Acho que ocorre a mesma coisa com sociedades como um todo. Há certas sociedades que têm uma maior propensão para deixar-se enganar, outras preferem encarar a verdade. Talvez seja muito cedo para eu dizer isso, mas o resultado das manifestações que ocorreram no país em junho parecem indicar que nós brasileiros preferimos nos refestelar no conforto das ilusões. Vou tentar demonstrar minha afirmação.
Quantas vezes não ouvimos ao longo destes meses que avançamos, que a sociedade brasileira e sua nova classe média emergente mostraram estar mais exigentes em termos de serviços públicos de qualidade, blá, blá blá. Hoje no rádio ouvi de um publicitário que os protestos que ocorreram durante a Copa das Confederações foram positivos para as empresas que souberam aproveitar o momento. No calor da batalha, quando havia manifestações quase que diárias, os congressistas lançaram alguns factóides para darem alguma satisfação, como não aprovarem a emenda constitucional que de acordo com seus detratores iria diminuir os poderes de investigação do Ministério Público, e houve a proposta de uma mini reforma eleitoral que acabou aprovada. Mais importante, o preço da tarifa de transporte público não foi aumentado, o que era o objetivo inicial do movimento pelo passe livre. O povo unido jamais será vencido!
Passados seis meses das maiores manifestações populares desde a Campanha das Diretas, para quem como eu prefere encarar de frente os fracassos, eu diria que o resultado foi uma tremenda empulhação. Sim, é verdade que os preços da passagem de transporte público não aumentaram, mas isso é um mero represamento, para usar uma palavrinha do economês, para não acirrar os ânimos e a perda da receita já está sendo compensada, como em São Paulo, por exemplo, com aumentos no IPTU, ou seja, haverá uma mera transferência da conta dos usuários de ônibus para os proprietários de imóveis e para os que pagam aluguel. Alguns dirão que é uma justa distribuição de renda. Talvez. Mas de qualquer forma foi a solução mais fácil, empurrar a conta goela abaixo por meio do aumento de imposto que é objeto de lançamento de ofício pelo Estado, isto é, recebemos o boleto de pagamento em casa como presente todo começo de ano.

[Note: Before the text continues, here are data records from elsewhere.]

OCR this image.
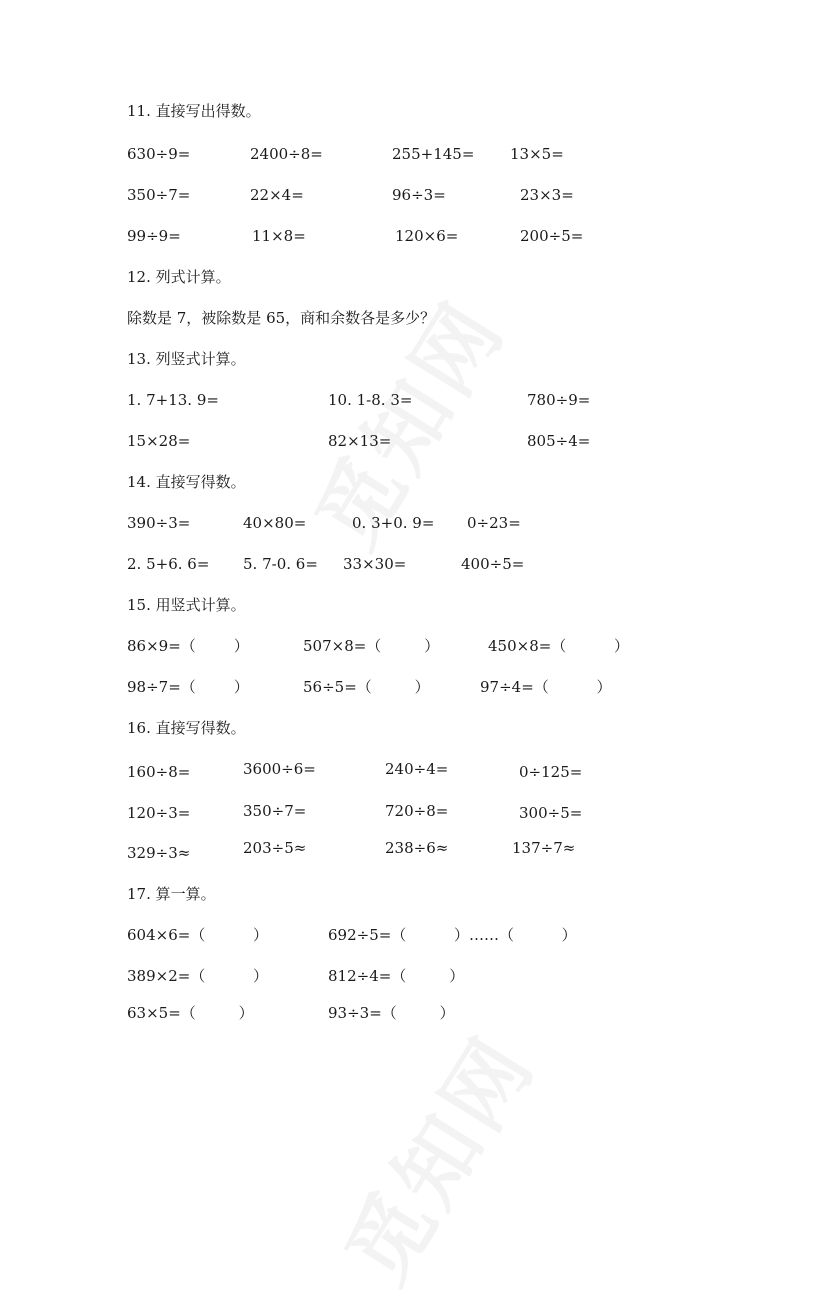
11. 直接写出得数。
630÷9=	2400÷8=	255+145= 13×5=
350÷7=	22×4=	96÷3=	23×3=
99÷9=	11×8=	120×6=	200÷5=
12. 列式计算。
除数是 7，被除数是 65，商和余数各是多少？
13. 列竖式计算。
1. 7+13. 9=	10. 1-8. 3=	780÷9=
15×28=	82×13=	805÷4=
14. 直接写得数。
390÷3=	40×80=	0. 3+0. 9= 0÷23=
2. 5+6. 6= 5. 7-0. 6= 33×30=	400÷5=
15. 用竖式计算。
86×9=（        ）	507×8=（         ）	450×8=（          ）
98÷7=（        ）	56÷5=（         ）	97÷4=（          ）
16. 直接写得数。
160÷8=	3600÷6=	240÷4=	0÷125=
120÷3=	350÷7=	720÷8=	300÷5=
329÷3≈	203÷5≈	238÷6≈	137÷7≈
17. 算一算。
604×6=（          ）	692÷5=（          ）……（          ）
389×2=（          ）	812÷4=（         ）
63×5=（         ）	93÷3=（         ）
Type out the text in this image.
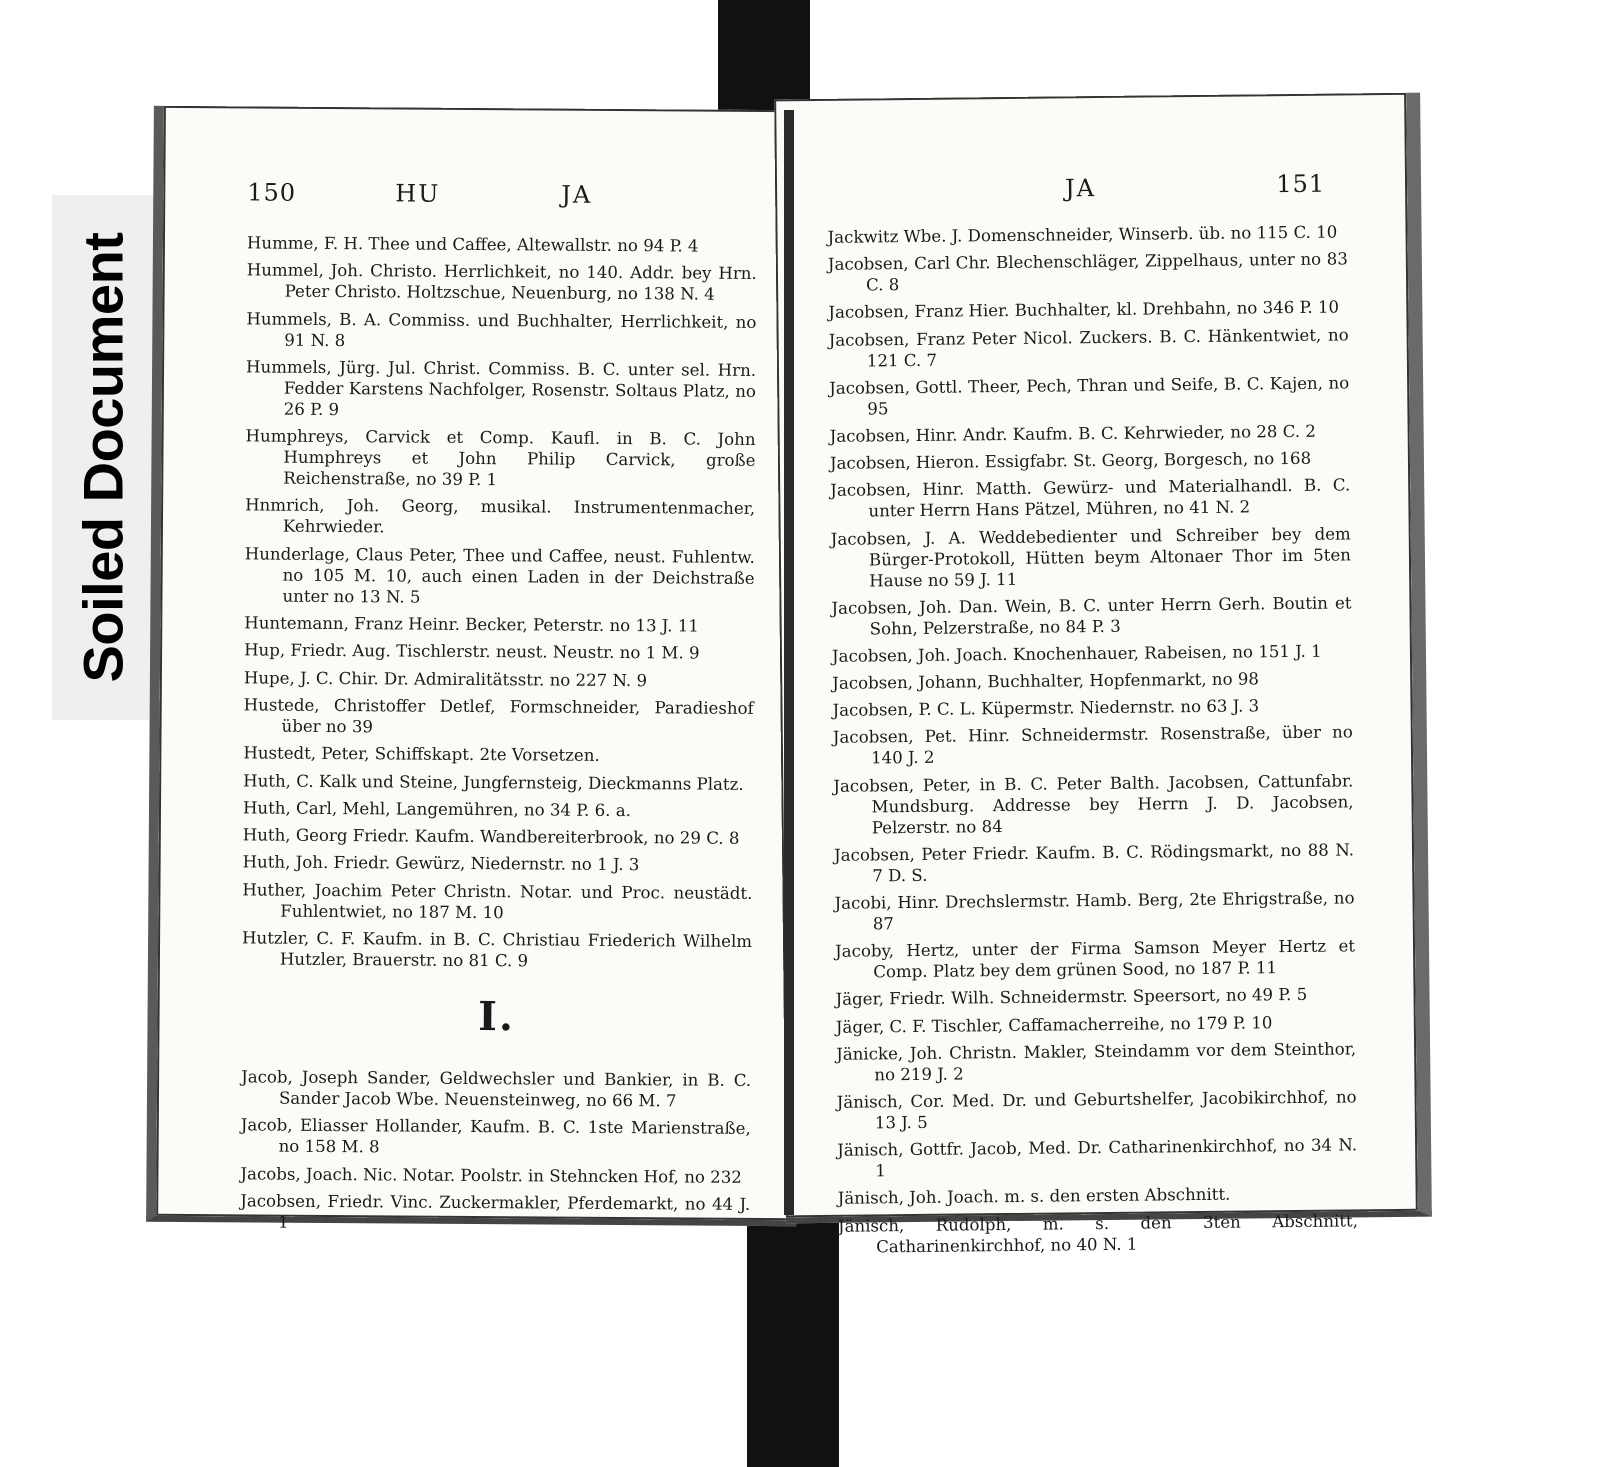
Soiled Document
150	HU	JA
Humme, F. H. Thee und Caffee, Altewallstr. no 94 P. 4
Hummel, Joh. Christo. Herrlichkeit, no 140. Addr. bey Hrn. Peter Christo. Holtzschue, Neuenburg, no 138 N. 4
Hummels, B. A. Commiss. und Buchhalter, Herrlichkeit, no 91 N. 8
Hummels, Jürg. Jul. Christ. Commiss. B. C. unter sel. Hrn. Fedder Karstens Nachfolger, Rosenstr. Soltaus Platz, no 26 P. 9
Humphreys, Carvick et Comp. Kaufl. in B. C. John Humphreys et John Philip Carvick, große Reichenstraße, no 39 P. 1
Hnmrich, Joh. Georg, musikal. Instrumentenmacher, Kehrwieder.
Hunderlage, Claus Peter, Thee und Caffee, neust. Fuhlentw. no 105 M. 10, auch einen Laden in der Deichstraße unter no 13 N. 5
Huntemann, Franz Heinr. Becker, Peterstr. no 13 J. 11
Hup, Friedr. Aug. Tischlerstr. neust. Neustr. no 1 M. 9
Hupe, J. C. Chir. Dr. Admiralitätsstr. no 227 N. 9
Hustede, Christoffer Detlef, Formschneider, Paradieshof über no 39
Hustedt, Peter, Schiffskapt. 2te Vorsetzen.
Huth, C. Kalk und Steine, Jungfernsteig, Dieckmanns Platz.
Huth, Carl, Mehl, Langemühren, no 34 P. 6. a.
Huth, Georg Friedr. Kaufm. Wandbereiterbrook, no 29 C. 8
Huth, Joh. Friedr. Gewürz, Niedernstr. no 1 J. 3
Huther, Joachim Peter Christn. Notar. und Proc. neustädt. Fuhlentwiet, no 187 M. 10
Hutzler, C. F. Kaufm. in B. C. Christiau Friederich Wilhelm Hutzler, Brauerstr. no 81 C. 9
I.
Jacob, Joseph Sander, Geldwechsler und Bankier, in B. C. Sander Jacob Wbe. Neuensteinweg, no 66 M. 7
Jacob, Eliasser Hollander, Kaufm. B. C. 1ste Marienstraße, no 158 M. 8
Jacobs, Joach. Nic. Notar. Poolstr. in Stehncken Hof, no 232
Jacobsen, Friedr. Vinc. Zuckermakler, Pferdemarkt, no 44 J. 1
151
JA
Jackwitz Wbe. J. Domenschneider, Winserb. üb. no 115 C. 10
Jacobsen, Carl Chr. Blechenschläger, Zippelhaus, unter no 83 C. 8
Jacobsen, Franz Hier. Buchhalter, kl. Drehbahn, no 346 P. 10
Jacobsen, Franz Peter Nicol. Zuckers. B. C. Hänkentwiet, no 121 C. 7
Jacobsen, Gottl. Theer, Pech, Thran und Seife, B. C. Kajen, no 95
Jacobsen, Hinr. Andr. Kaufm. B. C. Kehrwieder, no 28 C. 2
Jacobsen, Hieron. Essigfabr. St. Georg, Borgesch, no 168
Jacobsen, Hinr. Matth. Gewürz- und Materialhandl. B. C. unter Herrn Hans Pätzel, Mühren, no 41 N. 2
Jacobsen, J. A. Weddebedienter und Schreiber bey dem Bürger-Protokoll, Hütten beym Altonaer Thor im 5ten Hause no 59 J. 11
Jacobsen, Joh. Dan. Wein, B. C. unter Herrn Gerh. Boutin et Sohn, Pelzerstraße, no 84 P. 3
Jacobsen, Joh. Joach. Knochenhauer, Rabeisen, no 151 J. 1
Jacobsen, Johann, Buchhalter, Hopfenmarkt, no 98
Jacobsen, P. C. L. Küpermstr. Niedernstr. no 63 J. 3
Jacobsen, Pet. Hinr. Schneidermstr. Rosenstraße, über no 140 J. 2
Jacobsen, Peter, in B. C. Peter Balth. Jacobsen, Cattunfabr. Mundsburg. Addresse bey Herrn J. D. Jacobsen, Pelzerstr. no 84
Jacobsen, Peter Friedr. Kaufm. B. C. Rödingsmarkt, no 88 N. 7 D. S.
Jacobi, Hinr. Drechslermstr. Hamb. Berg, 2te Ehrigstraße, no 87
Jacoby, Hertz, unter der Firma Samson Meyer Hertz et Comp. Platz bey dem grünen Sood, no 187 P. 11
Jäger, Friedr. Wilh. Schneidermstr. Speersort, no 49 P. 5
Jäger, C. F. Tischler, Caffamacherreihe, no 179 P. 10
Jänicke, Joh. Christn. Makler, Steindamm vor dem Steinthor, no 219 J. 2
Jänisch, Cor. Med. Dr. und Geburtshelfer, Jacobikirchhof, no 13 J. 5
Jänisch, Gottfr. Jacob, Med. Dr. Catharinenkirchhof, no 34 N. 1
Jänisch, Joh. Joach. m. s. den ersten Abschnitt.
Jänisch, Rudolph, m. s. den 3ten Abschnitt, Catharinenkirchhof, no 40 N. 1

O difícil, e o que não foi feito, era encontrar uma maneira que não penalizasse a economia, que não tornasse bens e serviços mais caros, quem sabe tornando a Administração Pública menos corrupta, mais eficiente no gasto do nosso dinheiro, em outras palavras realizando um choque de gestão, para parafrasear o famoso discurso do finado Mário Covas na campanha presidencial de 1989, que pedia (sincera ou insinceramente eu não sei) um choque de capitalismo no Brasil, de iniciativa privada. O fato é que mesmo aqueles que foram beneficiados pela tarifa de transporte que não aumentou serão prejudicados de uma maneira ou de outra: o lojista que paga aluguel vai repassar o maior custo aos preços, o indivíduo que mora em apartamento alheio e anda de ônibus vai economizar em uma ponta para perder na outra. No frigir dos ovos, o congelamento do preço do transporte público não trouxe um benefício real para a sociedade como um todo: todos os protestos, as convocações pelo facebook, os twitters, os cartazes com frases de efeito, as faixas não foram capazes de mover uma palha em prol de um salto de qualidade na Administração Pública, que se vê premida pelos gastos a tirar o dinheiro de alguém para que o show possa continuar.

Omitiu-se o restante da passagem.